Chat

Ein Chat ist ein synchrones, internetbasiertes und textgebundenes Kommunikationsmedium. Chats ermöglichen, im direkten Austausch mit anderen Chat-Teilnehmern über das Internet in Echtzeit zu kommunizieren. Chat-Dienste sind in erster Linie als Plattformen für den ungezwungenen Online-Austausch populär, sie sind allerdings auch aus hochschuldidaktischer Perspektive interessante Kommunikationsmedien. Wir stellen Einsatzformen dar und geben Gestaltungshinweise.

Chat als Gesprächsform

Der Begriff Chat (engl. für Plauderei) zeigt an, dass diese internetspezifische Kommunikationsform dem mündlichen Gespräch zugeordnet wird, auch wenn die Chat-Teilnehmer nicht sprechen, sondern tippen. Ein Chat ist aus kommunikationswissenschaftlicher Perspektive keine schriftliche Kommunikationsform, sondern ein getipptes Gespräch (Storrer, 2001).

Zahlreiche Beispiele für Chats in unterschiedlichen Kontexten bietet der Dortmunder Chat-Korpus. Über diese Webseite stellt der Lehrstuhl für Linguistik der deutschen Sprache und Sprachdidaktik der TU Dortmund verschiedene Chat-Mitschnitte als Datengrundlage für sprachwissenschaftliche Untersuchungen zur Verfügung.

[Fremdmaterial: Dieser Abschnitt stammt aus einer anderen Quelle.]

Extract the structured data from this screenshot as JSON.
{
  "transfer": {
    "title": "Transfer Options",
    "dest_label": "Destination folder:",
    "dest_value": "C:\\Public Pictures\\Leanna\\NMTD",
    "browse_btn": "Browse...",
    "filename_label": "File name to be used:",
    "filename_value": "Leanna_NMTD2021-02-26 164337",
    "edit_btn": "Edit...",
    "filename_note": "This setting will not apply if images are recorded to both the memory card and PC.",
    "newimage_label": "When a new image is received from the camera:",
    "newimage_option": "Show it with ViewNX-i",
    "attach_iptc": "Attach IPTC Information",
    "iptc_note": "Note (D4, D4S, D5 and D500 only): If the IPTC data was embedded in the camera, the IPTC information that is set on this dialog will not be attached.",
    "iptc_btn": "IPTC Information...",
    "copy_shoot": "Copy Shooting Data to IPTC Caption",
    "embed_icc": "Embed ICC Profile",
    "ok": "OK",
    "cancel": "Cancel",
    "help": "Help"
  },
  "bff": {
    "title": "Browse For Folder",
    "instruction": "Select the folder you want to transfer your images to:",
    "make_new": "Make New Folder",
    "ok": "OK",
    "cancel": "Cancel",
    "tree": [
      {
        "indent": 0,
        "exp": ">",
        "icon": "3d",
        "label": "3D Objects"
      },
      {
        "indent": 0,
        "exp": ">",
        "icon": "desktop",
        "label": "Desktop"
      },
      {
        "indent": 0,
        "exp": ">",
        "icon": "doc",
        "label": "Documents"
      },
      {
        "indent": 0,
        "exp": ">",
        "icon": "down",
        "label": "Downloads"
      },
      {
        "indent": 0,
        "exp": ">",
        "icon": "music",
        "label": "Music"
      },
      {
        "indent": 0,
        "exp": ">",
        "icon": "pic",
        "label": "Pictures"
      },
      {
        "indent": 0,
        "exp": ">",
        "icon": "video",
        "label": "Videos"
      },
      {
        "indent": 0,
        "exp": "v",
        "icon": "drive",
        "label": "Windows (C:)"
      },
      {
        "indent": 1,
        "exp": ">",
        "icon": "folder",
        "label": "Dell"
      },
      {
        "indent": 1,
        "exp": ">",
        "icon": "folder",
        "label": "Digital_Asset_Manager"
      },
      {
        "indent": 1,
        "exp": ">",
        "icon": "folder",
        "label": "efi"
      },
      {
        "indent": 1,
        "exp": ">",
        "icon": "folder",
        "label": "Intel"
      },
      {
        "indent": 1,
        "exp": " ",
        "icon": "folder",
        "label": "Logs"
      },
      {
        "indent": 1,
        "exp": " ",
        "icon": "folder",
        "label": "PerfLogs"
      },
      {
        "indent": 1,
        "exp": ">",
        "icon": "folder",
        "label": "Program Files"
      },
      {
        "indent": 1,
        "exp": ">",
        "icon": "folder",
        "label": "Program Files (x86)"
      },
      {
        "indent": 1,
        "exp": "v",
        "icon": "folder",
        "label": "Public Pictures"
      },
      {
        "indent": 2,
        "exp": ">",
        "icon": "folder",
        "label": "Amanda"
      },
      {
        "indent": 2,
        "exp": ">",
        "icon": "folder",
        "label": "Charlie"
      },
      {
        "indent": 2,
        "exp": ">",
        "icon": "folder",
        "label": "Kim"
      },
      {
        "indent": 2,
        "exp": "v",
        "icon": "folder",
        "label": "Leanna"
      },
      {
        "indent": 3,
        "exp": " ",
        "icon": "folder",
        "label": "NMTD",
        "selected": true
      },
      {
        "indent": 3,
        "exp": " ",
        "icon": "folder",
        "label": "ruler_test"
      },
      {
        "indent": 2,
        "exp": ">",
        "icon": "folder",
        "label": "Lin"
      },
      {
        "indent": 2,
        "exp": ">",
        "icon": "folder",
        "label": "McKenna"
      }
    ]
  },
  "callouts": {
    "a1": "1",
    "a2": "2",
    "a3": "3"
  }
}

Chats können auch über so genannte „Messenger“ stattfinden. Messenger sind für den Austausch von Kurznachrichten ähnlich einer SMS gedacht. Nachrichten können dabei nur an Personen der eigenen Kontaktliste geschickt werden. Viele E-Mail-Anbieter, aber auch Plattformen wie Facebook bieten integrierte Messenger an. Ein weit verbreiteter Messenger für die mobile Nutzung ist WhatsApp.Die Kommunikation ist nur für die daran beteiligten Personen sichtbar.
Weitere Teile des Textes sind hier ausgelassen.